Sunday, April 21, 2013

Shading And Lighting

So I had a really hard time with this class. Basically, we learned how to create lights and how lighting works, whether you're lighting for a picture, for a film, or for a game. Lighting is crucial to design and can dramatically enhance the mood of whatever you're working on. I have always had a keen interest in lighting, so the lighting portion of this class was really fun and easy for me.

Shading on the other hand....

Let's just say, it isn't my strong suit. It took me a really, really long time to understand the concepts and to get a hang of the processes. But where there is a will, there is a way. And my hard work really pays off. It really does go to show though that you seriously have to be willing to put in the time in order to get any sort of pay off at all. I worked my butt of in this class and was only moderately satisfied with the outcomes on all of my projects in comparison to projects in prior classes.

I do commend a lot of my classmates who did excellent work in this class!

But let's cut to the chase. :)

So I'm not going to post a lot of the beginning projects just because I don't want to break any Full Sail rules by uploading their render references. But basically for the first few weeks they would provide a reference image of the render that we were supposed to recreate and some help on how to accomplish this. So for week one, we were learning basic rendering and lighting. Week two was all about texturing....
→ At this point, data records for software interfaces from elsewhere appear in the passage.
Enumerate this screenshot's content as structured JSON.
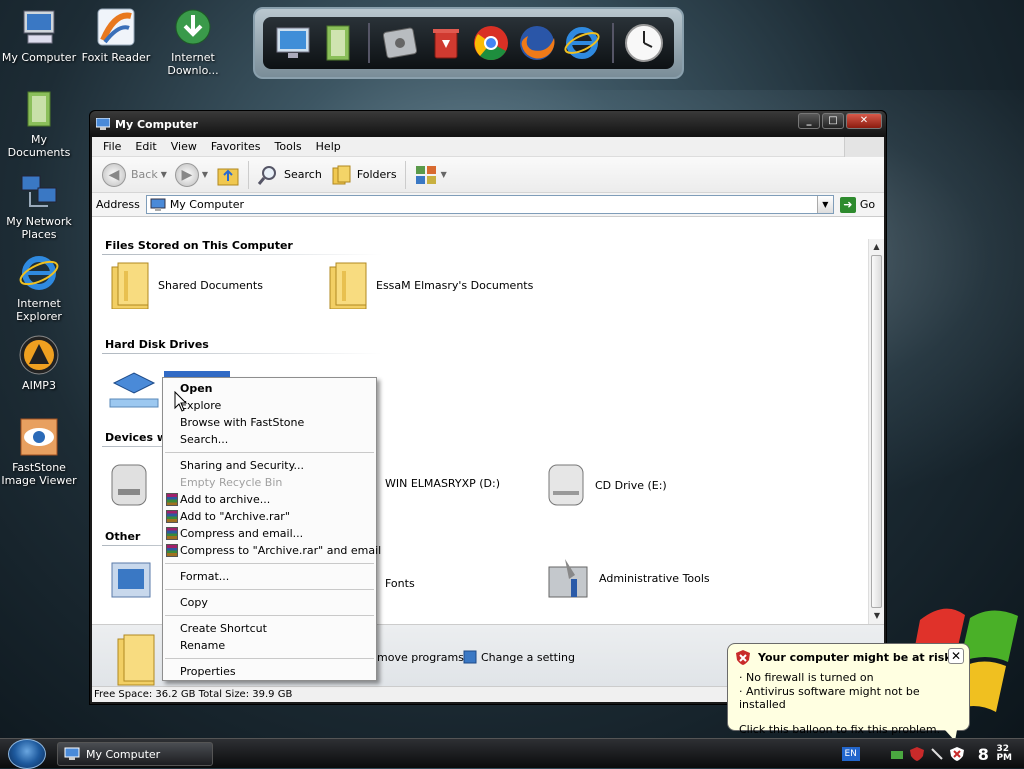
{
  "desktop": {
    "icons": [
      {
        "label": "My Computer"
      },
      {
        "label": "Foxit Reader"
      },
      {
        "label": "Internet Downlo..."
      },
      {
        "label": "My Documents"
      },
      {
        "label": "My Network Places"
      },
      {
        "label": "Internet Explorer"
      },
      {
        "label": "AIMP3"
      },
      {
        "label": "FastStone Image Viewer"
      }
    ]
  },
  "window": {
    "title": "My Computer",
    "menu": [
      "File",
      "Edit",
      "View",
      "Favorites",
      "Tools",
      "Help"
    ],
    "toolbar": {
      "back": "Back",
      "search": "Search",
      "folders": "Folders"
    },
    "address": {
      "label": "Address",
      "value": "My Computer",
      "go": "Go"
    },
    "groups": {
      "files": "Files Stored on This Computer",
      "hdd": "Hard Disk Drives",
      "devices": "Devices w",
      "other": "Other"
    },
    "items": {
      "shared": "Shared Documents",
      "user_docs": "EssaM Elmasry's Documents",
      "drive_d": "WIN ELMASRYXP (D:)",
      "drive_e": "CD Drive (E:)",
      "fonts": "Fonts",
      "admin_tools": "Administrative Tools"
    },
    "details": {
      "remove_programs": "move programs",
      "change_setting": "Change a setting"
    },
    "status": "Free Space: 36.2 GB  Total Size: 39.9 GB"
  },
  "context_menu": {
    "open": "Open",
    "explore": "Explore",
    "browse": "Browse with FastStone",
    "search": "Search...",
    "sharing": "Sharing and Security...",
    "empty_bin": "Empty Recycle Bin",
    "add_archive": "Add to archive...",
    "add_rar": "Add to \"Archive.rar\"",
    "compress_email": "Compress and email...",
    "compress_rar_email": "Compress to \"Archive.rar\" and email",
    "format": "Format...",
    "copy": "Copy",
    "shortcut": "Create Shortcut",
    "rename": "Rename",
    "properties": "Properties"
  },
  "taskbar": {
    "task": "My Computer",
    "lang": "EN",
    "clock_hour": "8",
    "clock_min": "32",
    "clock_ampm": "PM"
  },
  "balloon": {
    "title": "Your computer might be at risk",
    "line1": "· No firewall is turned on",
    "line2": "· Antivirus software might not be installed",
    "line3": "Click this balloon to fix this problem."
  },
  "colors": {
    "balloon_bg": "#ffffe1",
    "titlebar": "#1a1a1a",
    "selection": "#316ac5"
  }
}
This bad boy is the Hypershade (and the Attribute Editor on the right). Look confusing and scary? THAT'S BECAUSE IT IS. And that is what you have to work with to create textures. Even the name Hypershade scares me.

But anyways. So after going through a couple of weeks of Hell trying to figure out how to do this stuff, we were thrown into an even deeper circle of Hell for the final week. Our last project (worth 45% of out entire grade for the class) was to completely texture and light a whole scene ourselves to look as close to the reference image as possible. There were about 4 different options to choose from. I chose a scary staircase.


So from left to right, that's Before, After, and Reference. I think it's alright, but I felt so rushed. If I had longer than a week to spend on that, I think I could have done a much better job. But part of being in this industry is having to deal with time constraints so I am trying to get used to that.

The rules were no Photoshopping allowed! That was 100% rendered in Maya, baby! Luckily, we didn't have to model anything or else none of that would have happened haha.

Overall, I did pretty great in this class. But it was really, really tough. It wasn't my best, but my final grade was a 95.7%. Boom.